After a brief spell away from the headlines, White House Counsel Donald McGahn II, President Donald Trump’s top lawyer, finds himself back in the spotlight—and not under the best of circumstances.
Sally Yates, the longtime Justice Department official whom Trump fired as acting attorney general in January, testified Monday before a Senate subcommittee about her interactions with McGahn and others in the Trump administration concerning former National Security Adviser Michael Flynn. It was Yates who first alerted the White House in January that Flynn had lied to administration officials, including Vice President Mike Pence, about his communications with Russian Ambassador Sergey Kislyak, and who warned that Flynn might be vulnerable to blackmail by the Russians. In Yates’ telling, McGahn’s responses to her warnings were, at times, bizarre.
Yates first met with McGahn on January 26, relaying to him the basic facts of what she knew. The following day, McGahn asked Yates to come back for another meeting. “One of the questions that Mr. McGahn asked me when I went back over the second day,” Yates told the senators, “was essentially, why does it matter to [the Justice Department] if one White House official lies to another White House official?”
Huh? A better question would be: Why wouldn’t it matter? As Jack Goldsmith, a former Bush administration lawyer and vocal critic of McGahn, wrote at Lawfare:
The first question is puzzling on many levels. Why would the White House Counsel ask DOJ whether it mattered if the National Security Advisor lied to the Vice-President and others? Did he not understand or care about what Yates had told him the day before—that DOJ thought Flynn had badly misled the American people and was compromised by the Russians? (Yates re-emphasized in response to the question that DOJ’s concerns involved “a whole lot more” than mere lies). Why did he think this was a serious question to ask in these circumstances? Was he trying to get a clearer official answer for his superiors? Why? It’s really hard to fathom why he asked this.
Another question was why it took so long for Flynn to be fired. Yates had presented evidence that Flynn had lied to his superiors, and yet somehow he remained on the job for another 18 days. He even joined in on a call between Trump and Russian President Vladimir Putin in the Oval Office. If McGahn had made a more forceful case for Flynn’s departure, would Flynn have been let go much sooner?
As I noted in my recent profile of McGahn, there were lingering questions about McGahn’s handling of the Flynn situation well before Yates’ testimony:
Still more questions were raised about McGahn’s judgment and the White House’s vetting process when the Washington Post reported that national security adviser Michael Flynn had discussed sanctions with the Russian ambassador to the United States, and that the Justice Department had briefed McGahn about it during the transition. The next day, White House press secretary Sean Spicer told reporters that McGahn had conducted his own review and “determined that there is not a legal issue.”

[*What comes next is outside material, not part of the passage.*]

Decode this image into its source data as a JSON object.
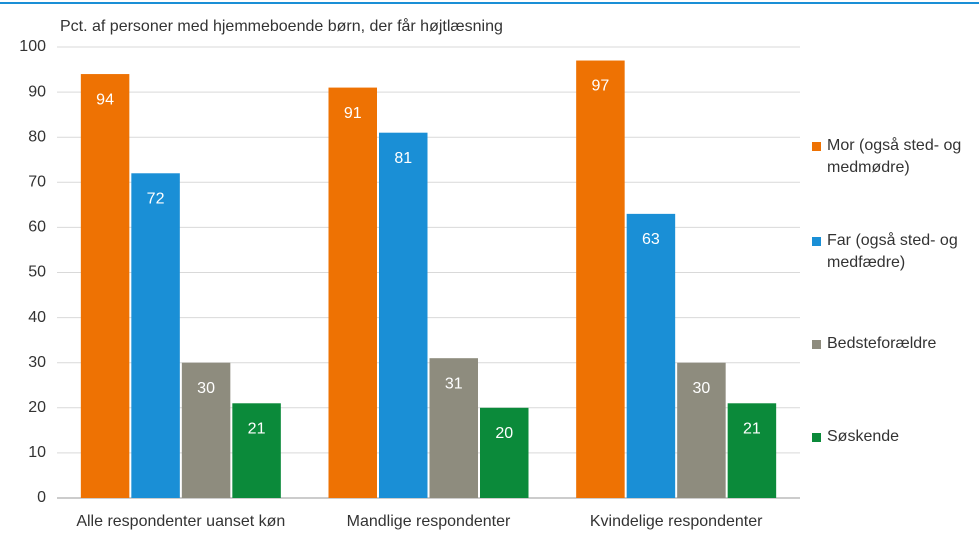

Former White House lawyers were stunned. “I wouldn’t have done that,” a former Obama White House counsel told me. “I don’t know what the FBI knows. I don’t know who they’re interviewing.” Goldsmith, the former senior Justice Department lawyer, questioned how rigorous McGahn’s review could have been. The White House counsels he knew, Goldsmith wrote, “were all tough-minded but extremely prudent in dealing with legal jeopardy related to the White House, especially if that jeopardy touched someone as close to the President as his National Security Advisor.” He added, “It is far from clear that the current White House counsel has acted in this fashion.” And McGahn’s judgment was once again called into question when news reports revealed that Flynn had worked as a foreign agent on behalf of Turkish interests at the same time he served as Trump’s national security adviser—a troubling conflict that the incoming White House counsel was briefed on but declined to address.
The job of the White House counsel is, above all, to give the president good advice and keep him out of trouble. That’s no easy task with a client like Trump. Yet from what we know so far about the Flynn controversy, it doesn’t always look like McGahn has steered his client in the right direction.